Ghani explained the content can be produced quickly at one-20th the cost of, for example, a cartoon for TV because YouTube cartoons are shorter and of varying quality, which means a segment can become profitable on the YouTube ad revenue it earns. What’s more, there’s extremely fast feedback from WildBrain’s proprietary analytics tools, which helps the company produce related content, often within two months.
WildBrain became so good at producing YouTube content that other media companies, such as NBC Universal and Turner, came to the company asking that it produce their YouTube animation. Toy companies like Mattel have also contracted WildBrain to produce their YouTube content, which can range from animation to videos of kids playing with the toys. Ghani showed me a Fireman Sam segment that comprised a two-minute animation, then went to a paid advertisement for the toys shown in the animation. It helps to build brand awareness for the toys, she said, and the analytics can tell the toymakers which toys resonate with children.
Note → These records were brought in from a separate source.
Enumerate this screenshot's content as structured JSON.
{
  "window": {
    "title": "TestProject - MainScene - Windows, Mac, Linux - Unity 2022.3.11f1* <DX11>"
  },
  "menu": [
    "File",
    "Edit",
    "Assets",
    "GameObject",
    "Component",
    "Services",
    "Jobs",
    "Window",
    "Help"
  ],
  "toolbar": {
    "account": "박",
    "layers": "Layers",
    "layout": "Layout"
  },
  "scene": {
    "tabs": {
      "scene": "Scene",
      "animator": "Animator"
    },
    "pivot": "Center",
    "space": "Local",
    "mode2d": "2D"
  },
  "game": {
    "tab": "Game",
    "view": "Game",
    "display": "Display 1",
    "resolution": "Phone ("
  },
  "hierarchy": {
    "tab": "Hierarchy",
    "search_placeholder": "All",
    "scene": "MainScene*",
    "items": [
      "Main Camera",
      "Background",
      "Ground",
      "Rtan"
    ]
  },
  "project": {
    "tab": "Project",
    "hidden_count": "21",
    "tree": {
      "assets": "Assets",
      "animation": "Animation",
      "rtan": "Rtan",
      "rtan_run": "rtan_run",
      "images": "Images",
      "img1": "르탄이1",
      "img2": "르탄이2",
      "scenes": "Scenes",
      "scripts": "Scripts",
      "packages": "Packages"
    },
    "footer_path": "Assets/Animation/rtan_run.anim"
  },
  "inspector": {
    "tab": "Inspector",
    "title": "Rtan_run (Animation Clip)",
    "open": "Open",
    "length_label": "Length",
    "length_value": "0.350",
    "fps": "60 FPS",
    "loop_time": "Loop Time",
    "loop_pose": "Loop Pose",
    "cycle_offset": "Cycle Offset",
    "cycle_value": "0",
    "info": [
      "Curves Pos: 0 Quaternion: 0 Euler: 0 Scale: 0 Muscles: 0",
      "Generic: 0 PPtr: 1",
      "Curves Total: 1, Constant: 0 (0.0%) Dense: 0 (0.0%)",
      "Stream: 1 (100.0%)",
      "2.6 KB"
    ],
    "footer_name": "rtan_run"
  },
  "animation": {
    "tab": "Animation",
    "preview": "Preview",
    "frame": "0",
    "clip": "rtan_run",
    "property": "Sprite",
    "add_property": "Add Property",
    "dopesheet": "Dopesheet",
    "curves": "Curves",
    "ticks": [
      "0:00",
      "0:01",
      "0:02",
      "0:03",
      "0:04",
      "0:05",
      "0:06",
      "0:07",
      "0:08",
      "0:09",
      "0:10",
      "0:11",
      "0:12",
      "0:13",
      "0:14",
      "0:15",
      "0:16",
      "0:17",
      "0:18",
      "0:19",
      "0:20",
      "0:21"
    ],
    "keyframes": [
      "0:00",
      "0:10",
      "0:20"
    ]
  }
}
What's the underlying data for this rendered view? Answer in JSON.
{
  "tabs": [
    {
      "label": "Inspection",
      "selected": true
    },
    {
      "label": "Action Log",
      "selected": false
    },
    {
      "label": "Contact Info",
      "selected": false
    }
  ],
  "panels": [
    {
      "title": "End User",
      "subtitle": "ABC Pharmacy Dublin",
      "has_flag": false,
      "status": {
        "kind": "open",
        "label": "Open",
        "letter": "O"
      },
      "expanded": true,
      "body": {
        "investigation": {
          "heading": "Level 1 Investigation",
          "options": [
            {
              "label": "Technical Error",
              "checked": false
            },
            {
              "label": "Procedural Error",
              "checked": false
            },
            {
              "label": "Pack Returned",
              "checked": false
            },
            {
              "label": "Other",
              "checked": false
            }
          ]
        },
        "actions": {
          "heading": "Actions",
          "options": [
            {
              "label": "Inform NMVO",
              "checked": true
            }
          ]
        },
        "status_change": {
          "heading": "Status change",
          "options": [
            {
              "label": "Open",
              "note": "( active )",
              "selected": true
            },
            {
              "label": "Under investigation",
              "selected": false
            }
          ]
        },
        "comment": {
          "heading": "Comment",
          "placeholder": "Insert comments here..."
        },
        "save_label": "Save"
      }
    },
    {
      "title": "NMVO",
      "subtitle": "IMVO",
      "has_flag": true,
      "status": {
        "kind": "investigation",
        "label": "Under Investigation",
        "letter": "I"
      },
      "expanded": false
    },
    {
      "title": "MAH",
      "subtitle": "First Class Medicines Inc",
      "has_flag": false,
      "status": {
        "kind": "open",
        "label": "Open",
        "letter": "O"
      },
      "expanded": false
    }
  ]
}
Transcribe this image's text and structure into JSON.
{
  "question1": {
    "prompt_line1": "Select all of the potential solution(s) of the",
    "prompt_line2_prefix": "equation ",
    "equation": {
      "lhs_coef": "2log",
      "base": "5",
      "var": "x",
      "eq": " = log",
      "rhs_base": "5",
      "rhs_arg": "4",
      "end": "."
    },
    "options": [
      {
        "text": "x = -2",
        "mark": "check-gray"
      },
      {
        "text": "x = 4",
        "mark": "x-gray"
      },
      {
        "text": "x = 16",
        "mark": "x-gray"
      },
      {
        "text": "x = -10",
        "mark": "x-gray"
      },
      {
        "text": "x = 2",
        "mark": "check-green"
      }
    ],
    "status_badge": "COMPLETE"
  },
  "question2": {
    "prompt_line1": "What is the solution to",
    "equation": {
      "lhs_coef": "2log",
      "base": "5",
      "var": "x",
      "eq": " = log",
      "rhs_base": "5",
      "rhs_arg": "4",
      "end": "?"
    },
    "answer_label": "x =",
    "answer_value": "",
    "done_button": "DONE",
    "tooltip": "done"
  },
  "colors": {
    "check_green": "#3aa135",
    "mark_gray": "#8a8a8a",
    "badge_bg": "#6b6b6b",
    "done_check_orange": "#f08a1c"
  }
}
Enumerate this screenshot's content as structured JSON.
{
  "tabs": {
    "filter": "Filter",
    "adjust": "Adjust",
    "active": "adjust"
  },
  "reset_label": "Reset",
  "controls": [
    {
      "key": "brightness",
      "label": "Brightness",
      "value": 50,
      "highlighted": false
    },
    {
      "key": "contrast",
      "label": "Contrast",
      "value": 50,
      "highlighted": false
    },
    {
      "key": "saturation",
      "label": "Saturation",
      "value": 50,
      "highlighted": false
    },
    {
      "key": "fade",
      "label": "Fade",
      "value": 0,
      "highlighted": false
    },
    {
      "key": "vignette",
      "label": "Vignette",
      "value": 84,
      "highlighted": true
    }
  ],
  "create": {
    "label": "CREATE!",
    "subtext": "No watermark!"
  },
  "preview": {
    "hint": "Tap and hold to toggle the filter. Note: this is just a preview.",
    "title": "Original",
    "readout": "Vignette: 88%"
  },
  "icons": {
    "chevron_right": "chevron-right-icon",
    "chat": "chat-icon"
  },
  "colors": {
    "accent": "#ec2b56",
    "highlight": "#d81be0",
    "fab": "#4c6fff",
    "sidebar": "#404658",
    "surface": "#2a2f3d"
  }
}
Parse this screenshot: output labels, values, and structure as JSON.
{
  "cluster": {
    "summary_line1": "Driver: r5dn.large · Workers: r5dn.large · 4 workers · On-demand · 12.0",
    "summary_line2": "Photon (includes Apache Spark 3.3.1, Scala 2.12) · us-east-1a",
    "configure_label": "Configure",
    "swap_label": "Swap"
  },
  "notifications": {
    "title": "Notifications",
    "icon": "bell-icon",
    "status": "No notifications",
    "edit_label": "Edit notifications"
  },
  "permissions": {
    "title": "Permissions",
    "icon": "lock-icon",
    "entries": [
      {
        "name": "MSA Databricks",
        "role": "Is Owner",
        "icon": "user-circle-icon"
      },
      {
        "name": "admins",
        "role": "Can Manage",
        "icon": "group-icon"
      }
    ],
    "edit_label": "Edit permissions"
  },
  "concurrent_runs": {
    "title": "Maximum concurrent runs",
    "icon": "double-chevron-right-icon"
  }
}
More and more children are watching these segments. WildBrain fans watched 13 million minutes of its content in June 2014. Within three years, that figure had jumped to seven billion minutes — 390 per cent compounded annual growth.
Ghani said there is no sign that children’s and parents’ love of YouTube is abating. The main drive now is to gain more recognition for the WildBrain brand so parents know the company produces quality, appropriate content for children.
“That’s what we’re really pushing for now — to be the top-of-mind brand for parents, in the same way Disney and Nickelodeon are,” Ghani said.